Die Fraktion von Bündnis 90/Die Grünen um Elisabeth Pech-Büttner und Bernd Bornewasser fragt sie gerne um Rat. "So lange ich das gesundheitlich noch kann, werde ich meine Kenntnisse weitergeben, wenn das gewünscht wird", sagt die Hobbygärtnerin, die sich seit Jahrzehnten um naturnahe Gärten und Landwirtschaft bemüht. Hentzschel war auch Mitbegründerin der Bergischen Gartenarche, die sich um den Erhalt von alten Pflanzen und Obstsorten bemüht.

Gelernt hat sie viel von der gestorbenen Biogärtnerin Marie-Luise Kreuter, die zahlreiche Bücher veröffentlicht hat. Heute ist das Projekt der Gartenarche besonders auch in Wuppertal sehr bekannt. Pflanzen würden nicht nach Stadtgrenzen fragen. Deshalb liegt ihr besonders die zweimal im Jahr organisierte Pflanzentauschbörse sehr am Herzen. "Bei Anne Pieper und Maya Benicke ist die Organisation inzwischen in guten Händen", sagt Kathi Hentzschel, die ihren Naturgarten liebt und dort weiterhin gerne arbeitet.
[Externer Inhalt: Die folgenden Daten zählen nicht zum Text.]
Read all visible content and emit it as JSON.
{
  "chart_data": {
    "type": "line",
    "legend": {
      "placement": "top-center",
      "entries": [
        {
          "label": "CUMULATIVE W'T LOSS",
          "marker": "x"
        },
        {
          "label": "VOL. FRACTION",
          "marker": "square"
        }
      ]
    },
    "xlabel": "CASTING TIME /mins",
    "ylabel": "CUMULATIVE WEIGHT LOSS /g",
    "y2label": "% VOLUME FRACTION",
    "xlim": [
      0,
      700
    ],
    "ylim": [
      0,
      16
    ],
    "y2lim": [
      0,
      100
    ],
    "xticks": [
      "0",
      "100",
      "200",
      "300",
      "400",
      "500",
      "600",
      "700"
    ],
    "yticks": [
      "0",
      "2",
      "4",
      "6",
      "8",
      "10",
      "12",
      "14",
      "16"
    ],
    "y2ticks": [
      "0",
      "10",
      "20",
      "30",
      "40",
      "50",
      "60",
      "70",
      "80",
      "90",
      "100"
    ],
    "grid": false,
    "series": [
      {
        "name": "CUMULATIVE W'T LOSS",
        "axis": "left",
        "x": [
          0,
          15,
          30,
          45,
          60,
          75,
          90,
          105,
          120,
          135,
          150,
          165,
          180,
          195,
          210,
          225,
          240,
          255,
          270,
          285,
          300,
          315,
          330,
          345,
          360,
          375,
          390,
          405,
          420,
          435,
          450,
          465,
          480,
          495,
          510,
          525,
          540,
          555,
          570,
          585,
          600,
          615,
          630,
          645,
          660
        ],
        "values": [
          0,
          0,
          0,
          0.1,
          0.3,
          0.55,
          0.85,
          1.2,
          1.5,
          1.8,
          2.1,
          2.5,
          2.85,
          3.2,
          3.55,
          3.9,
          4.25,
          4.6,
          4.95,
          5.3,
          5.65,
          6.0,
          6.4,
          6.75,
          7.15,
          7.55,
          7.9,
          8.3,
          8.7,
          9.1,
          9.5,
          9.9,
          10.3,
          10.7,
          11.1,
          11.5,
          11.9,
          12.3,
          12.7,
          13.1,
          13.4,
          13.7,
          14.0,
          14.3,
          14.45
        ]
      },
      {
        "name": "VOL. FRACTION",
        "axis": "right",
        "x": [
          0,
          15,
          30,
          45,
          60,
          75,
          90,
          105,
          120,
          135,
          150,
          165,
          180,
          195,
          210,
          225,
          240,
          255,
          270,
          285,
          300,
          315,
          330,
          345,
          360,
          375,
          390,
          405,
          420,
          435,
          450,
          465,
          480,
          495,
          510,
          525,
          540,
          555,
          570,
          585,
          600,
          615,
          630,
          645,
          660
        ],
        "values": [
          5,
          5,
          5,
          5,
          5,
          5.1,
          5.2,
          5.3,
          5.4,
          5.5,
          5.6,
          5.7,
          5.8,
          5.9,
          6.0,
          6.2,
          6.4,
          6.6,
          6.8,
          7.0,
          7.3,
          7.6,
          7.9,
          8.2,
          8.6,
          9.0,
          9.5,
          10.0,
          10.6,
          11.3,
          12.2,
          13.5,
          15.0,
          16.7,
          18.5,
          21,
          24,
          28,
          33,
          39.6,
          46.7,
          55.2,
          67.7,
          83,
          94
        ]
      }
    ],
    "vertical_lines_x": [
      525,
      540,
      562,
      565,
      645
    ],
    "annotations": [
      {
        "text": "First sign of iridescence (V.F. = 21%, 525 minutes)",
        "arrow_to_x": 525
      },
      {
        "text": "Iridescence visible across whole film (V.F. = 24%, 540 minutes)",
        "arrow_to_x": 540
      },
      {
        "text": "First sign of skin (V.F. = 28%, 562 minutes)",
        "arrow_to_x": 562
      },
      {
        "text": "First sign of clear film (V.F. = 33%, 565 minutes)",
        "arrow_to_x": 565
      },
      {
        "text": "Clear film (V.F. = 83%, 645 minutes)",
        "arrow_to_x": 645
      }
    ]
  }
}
Insgesamt fällt ihre Bilanz nicht nur positiv aus. "80 Prozent der Vögel und Insekten sind verschwunden", sagt sie und ergänzt, "damit verschwindet auch ein Teil von uns." Wenn man heute 100 Kilometer über die Autobahn fahre, dann sei die Scheibe oft noch fast sauber. Früher sei die Frontscheibe schon nach wenigen Kilometern von Insektenleichen verklebt gewesen. "Das ist zum Beispiel ein Zeichen für den Rückgang der Insekten", sagte sie. Der Verlust von Insekten sei auch die Folge der industriellen Landwirtschaft. "So lange es noch den Begriff der ordnungsgemäßen Landwirtschaft gibt, wird sich da wohl nichts ändern", sagt Kathi Hentzschel, die sich auch um die neue Streuobstwiese in Herbeck verdient gemacht hat und für Besuche von Kindergärten und Grundschulen wirbt, damit die Kinder ein wenig von der Natur kennen und schätzen lernen. Auch der Begriff der ordnungsgemäßen Forstwirtschaft gehört dazu. Dadurch fiel der Erhalt zahlreicher Totbäume weg, in denen sehr viele Insekten ihren Lebensraum finden. Dietmar Fennel hatte vor einiger Zeit angekündigt, dass der RBN ein Totholzprojekt plane, bei dem alte Baumteile stehen bleiben. Bei ihrer Umweltbilanz kommen auch die Kirchen nicht besonders gut weg. "Sie kümmern sich zu wenig um das Thema Umwelt", sagt sie und ergänzt, "die Kirche tut zu wenig, um die Schöpfung zu erhalten. Jeder Eingriff verschlechtert die Lebensbedingungen."

Kathi Hentzschel möchte deshalb den warnenden Finger noch so lange hochhalten wie es ihre Kräfte erlauben.